Les consultations de l’après-midi commencent, portant une chasuble protectrice. Trente minutes minimum par patient. «Tout le monde a entre 2,2 et 2,7 problèmes à traiter, il faut leur laisser le temps de planter le décor», dit-il en livrant l’un de ses conseils: la consultation de la poignée de porte. «Parfois je me lève, je pose ma main dessus et c’est là que le patient dit: ah au fait, je ne vous l’ai pas dit… Là, on peut vraiment commencer. «
Après 43 ans de pratique, les familles se sont succédées de génération en génération, on peut entendre «vous» résonner dans la salle d’examen et discuter autour des petits-enfants de l’autre. C’est cette proximité qui lui permet d’avoir une conversation rompue avec Claudette, 78 ans et plusieurs facteurs de risque « que le Covid pourrait aimer ». «Vous devez marcher, faire de l’exercice», lui dit-il.
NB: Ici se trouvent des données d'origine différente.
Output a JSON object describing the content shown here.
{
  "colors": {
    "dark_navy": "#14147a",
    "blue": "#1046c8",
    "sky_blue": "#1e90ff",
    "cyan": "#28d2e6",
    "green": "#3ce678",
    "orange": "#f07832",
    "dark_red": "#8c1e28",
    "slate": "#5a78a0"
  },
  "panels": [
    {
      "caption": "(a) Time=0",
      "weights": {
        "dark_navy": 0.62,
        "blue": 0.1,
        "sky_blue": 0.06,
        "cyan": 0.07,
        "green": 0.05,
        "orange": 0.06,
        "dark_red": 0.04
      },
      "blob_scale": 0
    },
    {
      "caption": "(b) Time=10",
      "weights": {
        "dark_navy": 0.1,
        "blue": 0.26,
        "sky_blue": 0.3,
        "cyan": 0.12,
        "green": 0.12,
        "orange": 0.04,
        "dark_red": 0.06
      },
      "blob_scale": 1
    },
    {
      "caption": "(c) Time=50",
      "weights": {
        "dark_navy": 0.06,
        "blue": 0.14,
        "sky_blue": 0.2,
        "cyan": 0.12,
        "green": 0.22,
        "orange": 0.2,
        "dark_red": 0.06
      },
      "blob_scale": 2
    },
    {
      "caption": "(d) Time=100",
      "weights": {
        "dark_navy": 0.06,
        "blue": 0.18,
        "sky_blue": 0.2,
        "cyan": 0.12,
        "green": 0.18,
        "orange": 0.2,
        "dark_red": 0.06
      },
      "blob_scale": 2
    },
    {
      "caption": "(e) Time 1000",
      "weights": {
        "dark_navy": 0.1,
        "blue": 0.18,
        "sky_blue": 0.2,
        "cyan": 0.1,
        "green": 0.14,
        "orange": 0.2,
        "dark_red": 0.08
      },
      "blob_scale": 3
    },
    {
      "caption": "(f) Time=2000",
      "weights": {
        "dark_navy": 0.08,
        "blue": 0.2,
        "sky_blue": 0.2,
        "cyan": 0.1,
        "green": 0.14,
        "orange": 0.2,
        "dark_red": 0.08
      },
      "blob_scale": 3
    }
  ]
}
J’insiste aujourd’hui car après je vous demanderai d’être encore plus vigilant et même de vous sceller en décembre et janvier. « Parce que le membre du conseil scientifique n’est pas très optimiste pour l’avenir: » Nous allons entrer dans un plus chaud, explique-t-il, à mon avis encore pire que mars-avril. Nous ne sommes plus dans une tornade mais dans un orage qui durera des semaines. Plus nous serons prêts, plus il sera facile d’y faire face. «
Lors de ses visites à domicile ou dans son cabinet, des blagues fusionnent entre le médecin et ses patients, mais aussi des réflexions plus profondes sur son métier ou sur la période extraordinaire.
– Oh, tu sais, la vie est une maladie sexuellement transmissible, mortelle à chaque fois.
– Ne vous inquiétez pas des gargouillis. Péter est très important. C’est bon pour la vie!
– (Après plusieurs visites aux personnes âgées) Nous avons la population de patients de son âge …
– Je suis un vieux médecin de campagne (Silence) sauf que je ne suis pas à la campagne.
– Le médecin généraliste est l’avocat du patient. Nous sommes là pour l’aider à progresser dans sa connaissance de sa maladie. Nous le soignons. Mais guérir est autre chose, qui appartient au patient.
– (En écrivant soigneusement) La prescription est la seule trace que je laisse de moi-même. Cela doit éclairer le patient, pas le confondre. Je m’applique systématiquement.
– Maintenant, nous avons l’équipement. Lors de la première vague, nous sommes allés nus et en sandales!
– Pour le Covid, nous sommes en colère contre les enfants et les lycéens qui ne présentent aucun symptôme. Savoir s’ils sont infectés repose sur le dépistage et non sur le diagnostic.